Professora é condenada por estupro de aluno no Litoral Norte
A Justiça condenou uma educadora de 35 anos a 14 anos de prisão em regime fechado por estupro de vulnerável contra um aluno de uma escola pública do Litoral Norte do Rio Grande do Sul.
A sentença de primeira instância também determinou a perda do cargo público, ocupado pela ré como auxiliar de educação especial na rede municipal.
Mesmo após a condenação, ela poderá recorrer em liberdade.
Abusos teriam ocorrido por cerca de um ano
De acordo com o processo, os abusos aconteceram de forma continuada ao longo de aproximadamente um ano, quando o adolescente ainda tinha 13 anos.
O caso veio à tona após denúncias feitas à direção da escola onde professora e vítima estavam vinculados.
A investigação revelou que a mulher, casada e mãe de três filhos, mantinha um relacionamento extraconjugal com o aluno, trocando mensagens íntimas e realizando encontros fora da escola.
Mensagens e manipulação emocional: como o caso foi descoberto
Segundo a denúncia, o relacionamento incluía trocas de mensagens de teor sexual e até viagem sem o conhecimento da família do adolescente.

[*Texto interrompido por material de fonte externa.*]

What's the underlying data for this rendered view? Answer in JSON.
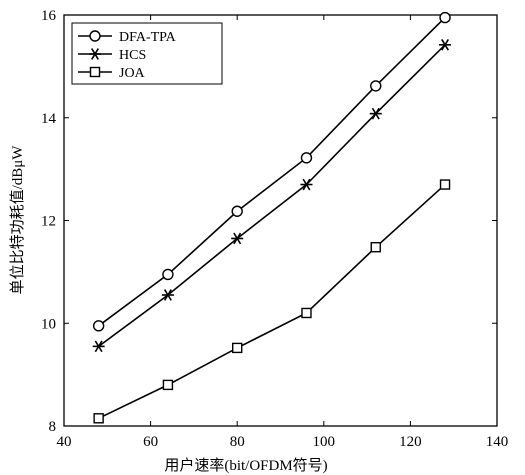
{
  "chart_data": {
    "type": "line",
    "title": "",
    "xlabel": "用户速率(bit/OFDM符号)",
    "ylabel": "单位比特功耗值/dBμW",
    "xlim": [
      40,
      140
    ],
    "ylim": [
      8,
      16
    ],
    "xticks": [
      "40",
      "60",
      "80",
      "100",
      "120",
      "140"
    ],
    "yticks": [
      "8",
      "10",
      "12",
      "14",
      "16"
    ],
    "grid": false,
    "legend_position": "top-left",
    "x": [
      48,
      64,
      80,
      96,
      112,
      128
    ],
    "series": [
      {
        "name": "DFA-TPA",
        "marker": "circle",
        "values": [
          9.95,
          10.95,
          12.18,
          13.22,
          14.62,
          15.95
        ]
      },
      {
        "name": "HCS",
        "marker": "asterisk",
        "values": [
          9.55,
          10.55,
          11.65,
          12.7,
          14.08,
          15.42
        ]
      },
      {
        "name": "JOA",
        "marker": "square",
        "values": [
          8.15,
          8.8,
          9.52,
          10.2,
          11.48,
          12.7
        ]
      }
    ]
  }
}
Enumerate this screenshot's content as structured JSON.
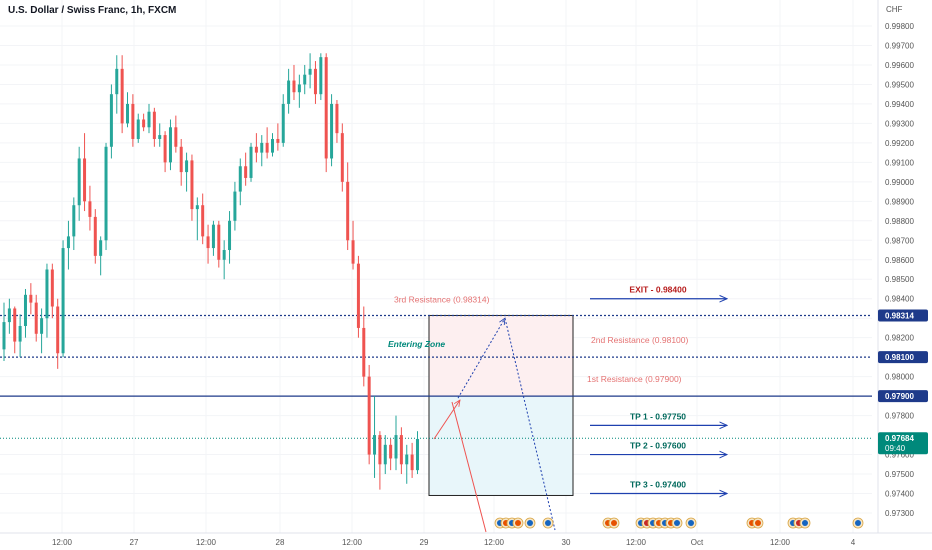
{
  "chart_data": {
    "type": "candlestick",
    "title": "U.S. Dollar / Swiss Franc, 1h, FXCM",
    "currency": "CHF",
    "ylim": [
      0.9722,
      0.999
    ],
    "y_ticks": [
      "0.99800",
      "0.99700",
      "0.99600",
      "0.99500",
      "0.99400",
      "0.99300",
      "0.99200",
      "0.99100",
      "0.99000",
      "0.98900",
      "0.98800",
      "0.98700",
      "0.98600",
      "0.98500",
      "0.98400",
      "0.98300",
      "0.98200",
      "0.98000",
      "0.97800",
      "0.97600",
      "0.97500",
      "0.97400",
      "0.97300"
    ],
    "x_ticks": [
      "12:00",
      "27",
      "12:00",
      "28",
      "12:00",
      "29",
      "12:00",
      "30",
      "12:00",
      "Oct",
      "12:00",
      "4"
    ],
    "candles": [
      [
        0.9814,
        0.9838,
        0.9808,
        0.9828
      ],
      [
        0.9828,
        0.984,
        0.9822,
        0.9835
      ],
      [
        0.9835,
        0.9836,
        0.9812,
        0.9818
      ],
      [
        0.9818,
        0.9832,
        0.981,
        0.9826
      ],
      [
        0.9826,
        0.9845,
        0.982,
        0.9842
      ],
      [
        0.9842,
        0.9848,
        0.9832,
        0.9838
      ],
      [
        0.9838,
        0.9842,
        0.9818,
        0.9822
      ],
      [
        0.9822,
        0.9835,
        0.9812,
        0.983
      ],
      [
        0.983,
        0.9858,
        0.982,
        0.9855
      ],
      [
        0.9855,
        0.9858,
        0.983,
        0.9836
      ],
      [
        0.9836,
        0.984,
        0.9804,
        0.9812
      ],
      [
        0.9812,
        0.987,
        0.981,
        0.9866
      ],
      [
        0.9866,
        0.988,
        0.9855,
        0.9872
      ],
      [
        0.9872,
        0.9892,
        0.9865,
        0.9888
      ],
      [
        0.9888,
        0.9918,
        0.988,
        0.9912
      ],
      [
        0.9912,
        0.9925,
        0.9885,
        0.989
      ],
      [
        0.989,
        0.9898,
        0.9875,
        0.9882
      ],
      [
        0.9882,
        0.9886,
        0.9858,
        0.9862
      ],
      [
        0.9862,
        0.9872,
        0.9852,
        0.987
      ],
      [
        0.987,
        0.992,
        0.9865,
        0.9918
      ],
      [
        0.9918,
        0.995,
        0.9912,
        0.9945
      ],
      [
        0.9945,
        0.9965,
        0.9935,
        0.9958
      ],
      [
        0.9958,
        0.9965,
        0.9925,
        0.993
      ],
      [
        0.993,
        0.9946,
        0.9928,
        0.994
      ],
      [
        0.994,
        0.9945,
        0.9918,
        0.9922
      ],
      [
        0.9922,
        0.9935,
        0.992,
        0.9932
      ],
      [
        0.9932,
        0.9935,
        0.9926,
        0.9928
      ],
      [
        0.9928,
        0.994,
        0.9925,
        0.9936
      ],
      [
        0.9936,
        0.9938,
        0.9918,
        0.9922
      ],
      [
        0.9922,
        0.993,
        0.9918,
        0.9924
      ],
      [
        0.9924,
        0.9926,
        0.9905,
        0.991
      ],
      [
        0.991,
        0.9932,
        0.9906,
        0.9928
      ],
      [
        0.9928,
        0.9934,
        0.9915,
        0.9918
      ],
      [
        0.9918,
        0.9922,
        0.9898,
        0.9905
      ],
      [
        0.9905,
        0.9915,
        0.9895,
        0.9911
      ],
      [
        0.9911,
        0.9914,
        0.988,
        0.9886
      ],
      [
        0.9886,
        0.9892,
        0.987,
        0.9888
      ],
      [
        0.9888,
        0.9894,
        0.9868,
        0.9872
      ],
      [
        0.9872,
        0.9878,
        0.9858,
        0.9866
      ],
      [
        0.9866,
        0.988,
        0.9862,
        0.9878
      ],
      [
        0.9878,
        0.988,
        0.9856,
        0.986
      ],
      [
        0.986,
        0.987,
        0.985,
        0.9865
      ],
      [
        0.9865,
        0.9885,
        0.9858,
        0.988
      ],
      [
        0.988,
        0.99,
        0.9875,
        0.9895
      ],
      [
        0.9895,
        0.9912,
        0.9888,
        0.9908
      ],
      [
        0.9908,
        0.9915,
        0.9898,
        0.9902
      ],
      [
        0.9902,
        0.992,
        0.99,
        0.9918
      ],
      [
        0.9918,
        0.9925,
        0.991,
        0.9915
      ],
      [
        0.9915,
        0.9924,
        0.9908,
        0.992
      ],
      [
        0.992,
        0.9928,
        0.9912,
        0.9915
      ],
      [
        0.9915,
        0.9925,
        0.9913,
        0.9922
      ],
      [
        0.9922,
        0.993,
        0.9916,
        0.992
      ],
      [
        0.992,
        0.9945,
        0.9918,
        0.994
      ],
      [
        0.994,
        0.9958,
        0.9935,
        0.9952
      ],
      [
        0.9952,
        0.996,
        0.9942,
        0.9946
      ],
      [
        0.9946,
        0.9955,
        0.9938,
        0.995
      ],
      [
        0.995,
        0.996,
        0.9945,
        0.9955
      ],
      [
        0.9955,
        0.9966,
        0.9948,
        0.9958
      ],
      [
        0.9958,
        0.9962,
        0.994,
        0.9945
      ],
      [
        0.9945,
        0.9966,
        0.9942,
        0.9964
      ],
      [
        0.9964,
        0.9966,
        0.9905,
        0.9912
      ],
      [
        0.9912,
        0.9945,
        0.9908,
        0.994
      ],
      [
        0.994,
        0.9942,
        0.992,
        0.9925
      ],
      [
        0.9925,
        0.993,
        0.9895,
        0.99
      ],
      [
        0.99,
        0.991,
        0.9865,
        0.987
      ],
      [
        0.987,
        0.988,
        0.9855,
        0.9858
      ],
      [
        0.9858,
        0.9862,
        0.982,
        0.9825
      ],
      [
        0.9825,
        0.9836,
        0.9795,
        0.98
      ],
      [
        0.98,
        0.9806,
        0.9755,
        0.976
      ],
      [
        0.976,
        0.979,
        0.9748,
        0.977
      ],
      [
        0.977,
        0.9772,
        0.9742,
        0.9755
      ],
      [
        0.9755,
        0.977,
        0.975,
        0.9765
      ],
      [
        0.9765,
        0.9768,
        0.9752,
        0.9758
      ],
      [
        0.9758,
        0.978,
        0.9752,
        0.977
      ],
      [
        0.977,
        0.9774,
        0.975,
        0.9755
      ],
      [
        0.9755,
        0.9765,
        0.9745,
        0.976
      ],
      [
        0.976,
        0.9766,
        0.9748,
        0.9752
      ],
      [
        0.9752,
        0.9772,
        0.975,
        0.9768
      ]
    ],
    "levels": [
      {
        "label": "0.98314",
        "value": 0.98314,
        "style": "dotted"
      },
      {
        "label": "0.98100",
        "value": 0.981,
        "style": "dotted"
      },
      {
        "label": "0.97900",
        "value": 0.979,
        "style": "solid"
      },
      {
        "label": "0.97684",
        "value": 0.97684,
        "style": "current"
      }
    ],
    "current_countdown": "09:40",
    "annotations": {
      "r3": "3rd Resistance (0.98314)",
      "r2": "2nd Resistance (0.98100)",
      "r1": "1st Resistance (0.97900)",
      "entry": "Entering Zone",
      "exit": "EXIT - 0.98400",
      "tp1": "TP 1 - 0.97750",
      "tp2": "TP 2 - 0.97600",
      "tp3": "TP 3 - 0.97400"
    },
    "colors": {
      "up": "#26a69a",
      "down": "#ef5350",
      "level": "#1e3a8a",
      "exit_text": "#b71c1c",
      "tp_text": "#00695c",
      "arrow": "#1e40af",
      "resistance_text": "#e57373",
      "entry_text": "#00897b",
      "current": "#00897b",
      "profit_zone": "#fdeff0",
      "loss_zone": "#e8f6fa"
    }
  }
}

A mãe do menino foi alertada por professores após relatos de que os dois teriam sido vistos se beijando dentro da escola.
Mais tarde, o irmão da vítima encontrou mensagens no celular do adolescente que confirmaram o envolvimento.
Em depoimento, o jovem afirmou que “se sentia forçado” a continuar o relacionamento, sendo ameaçado emocionalmente pela professora.
A vítima contou ainda que a mulher chegou a dizer estar grávida, o que teria sido usado como forma de manipulação.
Impactos na vida da vítima e mudança de cidade
De acordo com os advogados da família, Ana Telles e Luiz Pires, os abusos deixaram sequelas emocionais
“O menino repetiu de ano, a família teve que se mudar. Ele ficou com sequelas psicológicas profundas. Está com dificuldade na escola”, relataram os representantes.
Versão da defesa: professora nega crime e fala em “relação consensual”
A defesa da educadora, representada pelo advogado Leonardo Fraga da Silva, afirmou em nota que a condenação é “injusta e desprovida de provas concretas”.
Em seu depoimento, a ré declarou que o envolvimento só teria ocorrido após o seu afastamento da escola, quando o adolescente já tinha 14 anos e que sempre tentou manter limites.
Ela também cita que o relacionamento íntimo foi consensual, tendo ocorrido somente uma vez e que sua postura “acolhedora como educadora pode ter sido mal interpretada”.
Juiz reforça abuso de autoridade e posição de confiança
Na sentença proferida em outubro, o magistrado da Vara Criminal destacou que a ré se aproveitou da posição de autoridade e confiança exercida como professora para se aproximar da vítima.
Por se tratar de menor de 14 anos, a sentença enfatizou que a violência é presumida, sendo irrelevante o consentimento.
A decisão condenou a mulher por estupro de vulnerável, abuso de autoridade e continuidade delitiva.
A pena foi agravada pela condição da ré como educadora e pela frequência dos atos.
Prefeitura confirma afastamento e processo administrativo
A prefeitura do município onde a professora é concursada informou que, assim que tomou conhecimento das denúncias, determinou o afastamento imediato da servidora e a relocação para um setor sem contato com crianças.
Além disso, um Processo Administrativo Disciplinar (PAD) foi aberto para apurar o caso.
“A perda definitiva do cargo público depende do trânsito em julgado da decisão judicial”, afirmou a nota da administração municipal.
A prefeitura também informou que “a lei municipal somente autoriza demissão após todos os recursos judiciais transitarem em julgado”.
Para preservar a identidade da vítima, a reportagem não informa o nome da professora nem o município onde o caso ocorreu.